2 Department of Physical Therapy and Rehabilitation Sciences, University of Maryland School of Medicine, Baltimore, Maryland, USA.
3 Department of Epidemiology and Public Health, University of Maryland Baltimore, Baltimore, Maryland, USA.
4 Center for Visual and Neurocognitive Rehabilitation and Geriatric Research and Education Center, Atlanta VA Medical Center, Atlanta, Georgia, USA.
5 Division of General Medicine and Geriatrics, Department of Medicine, Emory University School of Medicine, Atlanta, Georgia, USA.



Obesity contributes to negative outcomes in peripheral arterial disease (PAD). Little is known about the body-weight goals and trends among patients with PAD.


The aim of this study was to explore self-reported body-weight trends and methods used to achieve weight loss in patients with PAD.


Data from the 1999-2004 National Health and Nutrition Examination Survey (NHANES) was utilized to compare individuals with PAD who were overweight and obese ( n = 240), to matched individuals without PAD ( n = 480). Self-reported body weight at age 25 years, 10 years prior and 1 year prior to the current assessment, and age and weight of heaviest body weight were compared. Self-reported weight-loss techniques during the past year were compared between groups.
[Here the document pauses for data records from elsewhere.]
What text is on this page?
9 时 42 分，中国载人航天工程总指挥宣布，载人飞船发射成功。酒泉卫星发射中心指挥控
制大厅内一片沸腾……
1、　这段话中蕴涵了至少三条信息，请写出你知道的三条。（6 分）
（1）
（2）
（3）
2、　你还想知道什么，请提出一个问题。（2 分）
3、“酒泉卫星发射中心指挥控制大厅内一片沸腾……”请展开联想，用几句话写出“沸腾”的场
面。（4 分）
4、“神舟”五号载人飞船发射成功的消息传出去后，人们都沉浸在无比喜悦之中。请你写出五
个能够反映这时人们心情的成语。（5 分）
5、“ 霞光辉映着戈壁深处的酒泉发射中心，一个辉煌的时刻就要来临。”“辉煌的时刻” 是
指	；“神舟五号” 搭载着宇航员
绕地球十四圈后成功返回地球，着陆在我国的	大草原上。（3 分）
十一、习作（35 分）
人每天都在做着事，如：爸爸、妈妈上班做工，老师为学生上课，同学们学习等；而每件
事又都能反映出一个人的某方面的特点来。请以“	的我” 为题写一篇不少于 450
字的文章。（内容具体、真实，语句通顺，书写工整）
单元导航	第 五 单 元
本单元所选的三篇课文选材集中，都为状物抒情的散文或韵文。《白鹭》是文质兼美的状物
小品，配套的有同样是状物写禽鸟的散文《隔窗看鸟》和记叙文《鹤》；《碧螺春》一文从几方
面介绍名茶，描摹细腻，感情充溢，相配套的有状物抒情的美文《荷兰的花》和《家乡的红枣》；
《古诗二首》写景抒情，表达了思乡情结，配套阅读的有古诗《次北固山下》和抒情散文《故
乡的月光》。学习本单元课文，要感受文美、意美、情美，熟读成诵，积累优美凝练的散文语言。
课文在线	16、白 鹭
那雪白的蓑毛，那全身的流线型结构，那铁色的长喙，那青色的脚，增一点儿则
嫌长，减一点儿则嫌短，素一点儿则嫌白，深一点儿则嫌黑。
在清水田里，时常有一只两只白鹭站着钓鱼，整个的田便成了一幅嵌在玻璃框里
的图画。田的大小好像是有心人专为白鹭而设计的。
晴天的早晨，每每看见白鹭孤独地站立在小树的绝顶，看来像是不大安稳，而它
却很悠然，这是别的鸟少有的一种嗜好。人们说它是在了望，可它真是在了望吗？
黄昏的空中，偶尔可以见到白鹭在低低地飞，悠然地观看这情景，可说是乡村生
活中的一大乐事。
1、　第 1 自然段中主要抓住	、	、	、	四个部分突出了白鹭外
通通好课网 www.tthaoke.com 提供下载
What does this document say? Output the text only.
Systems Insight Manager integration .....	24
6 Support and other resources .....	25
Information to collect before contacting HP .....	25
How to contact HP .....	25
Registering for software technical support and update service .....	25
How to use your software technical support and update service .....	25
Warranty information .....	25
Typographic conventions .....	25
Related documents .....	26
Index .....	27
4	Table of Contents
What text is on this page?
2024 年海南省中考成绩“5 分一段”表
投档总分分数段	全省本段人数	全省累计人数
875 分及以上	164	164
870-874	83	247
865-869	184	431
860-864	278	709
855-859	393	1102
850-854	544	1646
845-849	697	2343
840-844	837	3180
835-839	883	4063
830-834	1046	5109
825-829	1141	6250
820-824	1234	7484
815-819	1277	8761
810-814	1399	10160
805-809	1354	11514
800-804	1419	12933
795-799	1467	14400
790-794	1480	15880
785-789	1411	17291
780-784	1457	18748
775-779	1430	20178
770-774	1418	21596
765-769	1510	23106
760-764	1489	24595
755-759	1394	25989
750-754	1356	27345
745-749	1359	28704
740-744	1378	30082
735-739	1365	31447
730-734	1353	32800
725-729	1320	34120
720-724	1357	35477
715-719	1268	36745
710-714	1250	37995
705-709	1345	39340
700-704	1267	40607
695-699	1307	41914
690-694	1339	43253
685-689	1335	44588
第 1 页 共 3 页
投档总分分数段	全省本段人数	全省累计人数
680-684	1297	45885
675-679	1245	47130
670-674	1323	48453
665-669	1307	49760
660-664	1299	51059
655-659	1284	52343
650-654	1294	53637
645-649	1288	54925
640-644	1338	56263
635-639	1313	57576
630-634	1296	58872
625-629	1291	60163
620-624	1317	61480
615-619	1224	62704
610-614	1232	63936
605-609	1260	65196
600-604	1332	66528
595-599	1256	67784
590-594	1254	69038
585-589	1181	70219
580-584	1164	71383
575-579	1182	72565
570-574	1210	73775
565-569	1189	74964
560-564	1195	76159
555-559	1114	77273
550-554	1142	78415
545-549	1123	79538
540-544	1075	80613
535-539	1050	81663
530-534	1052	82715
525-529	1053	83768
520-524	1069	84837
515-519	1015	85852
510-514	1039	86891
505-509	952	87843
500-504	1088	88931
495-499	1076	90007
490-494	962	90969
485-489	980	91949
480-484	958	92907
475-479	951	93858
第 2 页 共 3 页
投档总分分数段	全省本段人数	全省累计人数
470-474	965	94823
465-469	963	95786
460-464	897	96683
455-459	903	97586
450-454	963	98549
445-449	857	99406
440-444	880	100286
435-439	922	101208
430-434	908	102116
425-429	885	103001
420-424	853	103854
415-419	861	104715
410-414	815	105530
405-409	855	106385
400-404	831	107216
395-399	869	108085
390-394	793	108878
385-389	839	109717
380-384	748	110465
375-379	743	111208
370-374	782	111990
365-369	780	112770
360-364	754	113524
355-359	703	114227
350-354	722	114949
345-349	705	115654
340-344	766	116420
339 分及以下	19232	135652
Individuals with PAD and controls reported similar weights 10 years prior (79.2 kg vs 78.5 kg; p = 0.60) and weight gain over the last 10 years of 5.7 kg. There was no significant difference in reported body weight at age 25 years, 10 years prior, 1 year prior, or heaviest weight. Compared with the control group, fewer participants with PAD reported attempted weight loss in the last year (27.50% vs 36.04%; p = 0.02) and were half as likely to report utilizing exercise as a weight-loss method (12.5% vs 21.7%; p = 0.003).


These data indicate that those with PAD are less inclined to attempt weight loss, especially through means of increased physical activity. Future research is needed regarding the effectiveness of intentional weight-loss programs in this population.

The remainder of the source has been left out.